7. according to the either method of claim 4-6, which is characterized in that the element of the 4th constituents is to be added in two ways, To Na, Mg, Li, K, Ca in the form of metallic boron hydrides, the reducing agent as reduction first, third constituents metal salt adds Enter, the first and third metalloid salt be reduced into atomic building alloy or compound and nucleation Na, Mg, Li, K, Ca at It enters wherein for wrappage, is washed according to subsequent requirement；To with redox potential ratio Na, Mg, Li, K, Ca class Low Zr, Nb, Mo, Mn, Zn, Ti, Sn, Al, Ce, La metalloid of metal ion, directly by it in the form of soluble metallic salt It is added in the first kind and/or third metalloid salting liquid.

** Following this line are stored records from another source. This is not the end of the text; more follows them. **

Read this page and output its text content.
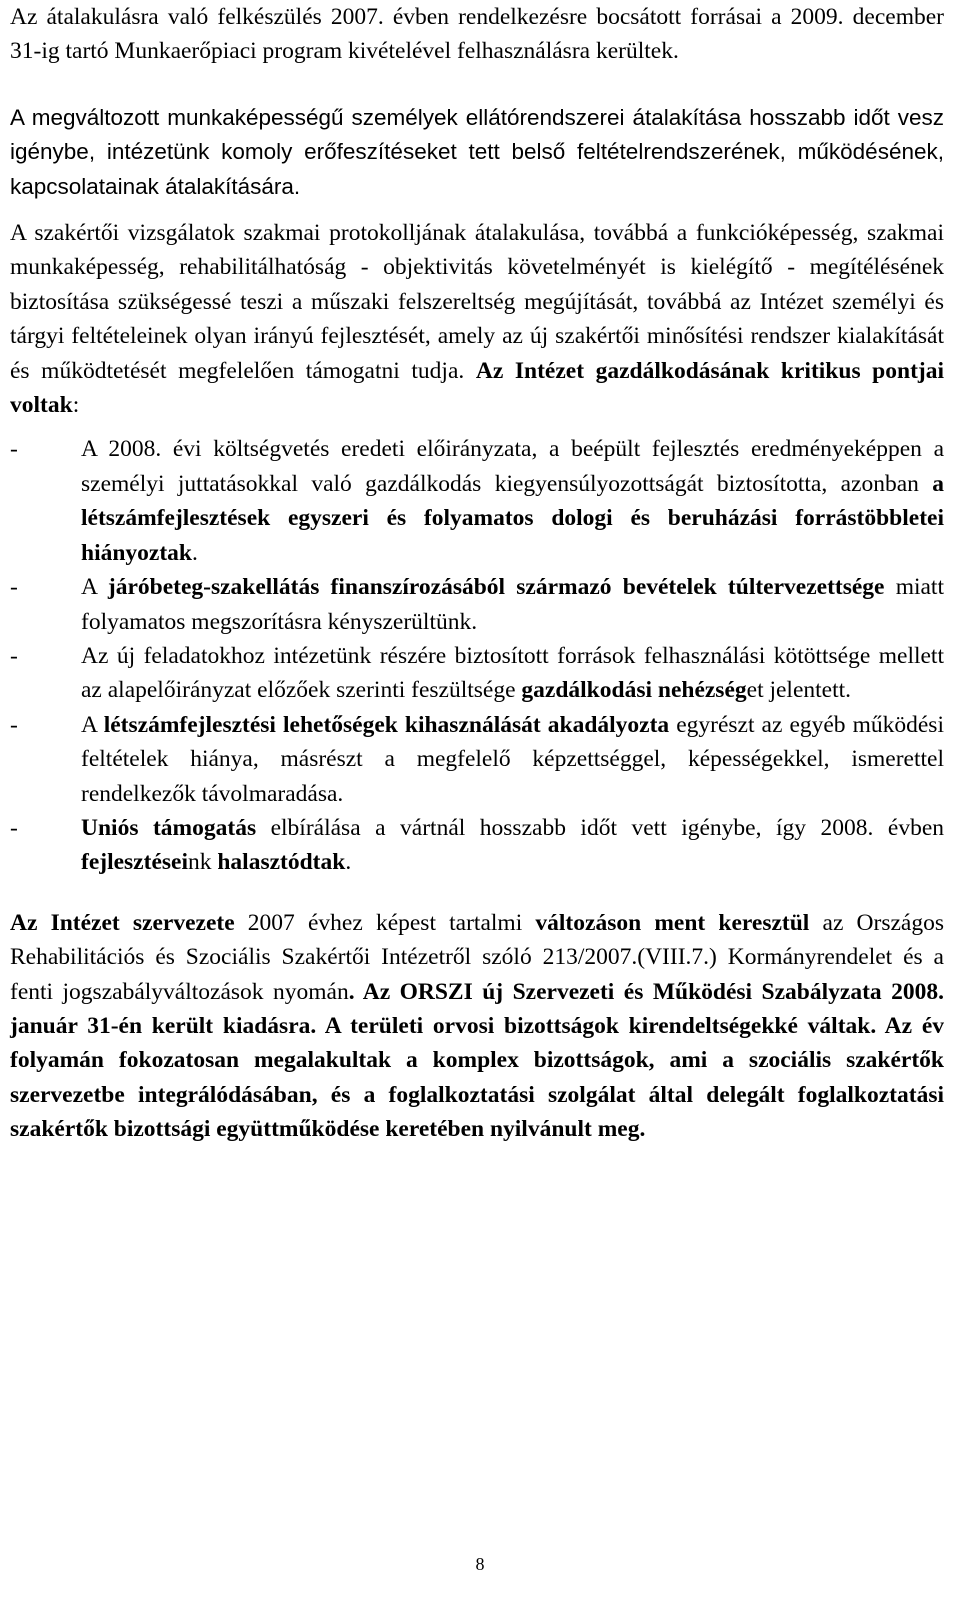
Az átalakulásra való felkészülés 2007. évben rendelkezésre bocsátott forrásai a 2009. december 31-ig tartó Munkaerőpiaci program kivételével felhasználásra kerültek.

A megváltozott munkaképességű személyek ellátórendszerei átalakítása hosszabb időt vesz igénybe, intézetünk komoly erőfeszítéseket tett belső feltételrendszerének, működésének, kapcsolatainak átalakítására.

A szakértői vizsgálatok szakmai protokolljának átalakulása, továbbá a funkcióképesség, szakmai munkaképesség, rehabilitálhatóság - objektivitás követelményét is kielégítő - megítélésének biztosítása szükségessé teszi a műszaki felszereltség megújítását, továbbá az Intézet személyi és tárgyi feltételeinek olyan irányú fejlesztését, amely az új szakértői minősítési rendszer kialakítását és működtetését megfelelően támogatni tudja. Az Intézet gazdálkodásának kritikus pontjai voltak:

-	A 2008. évi költségvetés eredeti előirányzata, a beépült fejlesztés eredményeképpen a személyi juttatásokkal való gazdálkodás kiegyensúlyozottságát biztosította, azonban a létszámfejlesztések egyszeri és folyamatos dologi és beruházási forrástöbbletei hiányoztak.
-	A járóbeteg-szakellátás finanszírozásából származó bevételek túltervezettsége miatt folyamatos megszorításra kényszerültünk.
-	Az új feladatokhoz intézetünk részére biztosított források felhasználási kötöttsége mellett az alapelőirányzat előzőek szerinti feszültsége gazdálkodási nehézséget jelentett.
-	A létszámfejlesztési lehetőségek kihasználását akadályozta egyrészt az egyéb működési feltételek hiánya, másrészt a megfelelő képzettséggel, képességekkel, ismerettel rendelkezők távolmaradása.
-	Uniós támogatás elbírálása a vártnál hosszabb időt vett igénybe, így 2008. évben fejlesztéseink halasztódtak.

Az Intézet szervezete 2007 évhez képest tartalmi változáson ment keresztül az Országos Rehabilitációs és Szociális Szakértői Intézetről szóló 213/2007.(VIII.7.) Kormányrendelet és a fenti jogszabályváltozások nyomán. Az ORSZI új Szervezeti és Működési Szabályzata 2008. január 31-én került kiadásra. A területi orvosi bizottságok kirendeltségekké váltak. Az év folyamán fokozatosan megalakultak a komplex bizottságok, ami a szociális szakértők szervezetbe integrálódásában, és a foglalkoztatási szolgálat által delegált foglalkoztatási szakértők bizottsági együttműködése keretében nyilvánult meg.

8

8. according to the method for claim 4, which is characterized in that do not contain B in alloy particle, then reducing agent cannot using others Reducing agent containing B.

9. according to the method for claim 4, which is characterized in that there are two types of forms to enter using when organic material for non-metal carbon element Nano-particle realizes that making, which has partial organic substances to decompose, generates simple substance carbon one is when reaction temperature is very high by adjusting temperature Or carbon radicals, such active carbon can form metal-carbon alloy with metal, to enter metal conjunction in a manner of alloying element Jin Zhong；In addition most of to be still in the skeleton carbochain of organic matter, it is coated on outside particle in the form of surface stabilizer；When anti- Answer temperature low, when organic matter cannot decompose, then to be coated on particle outer layer.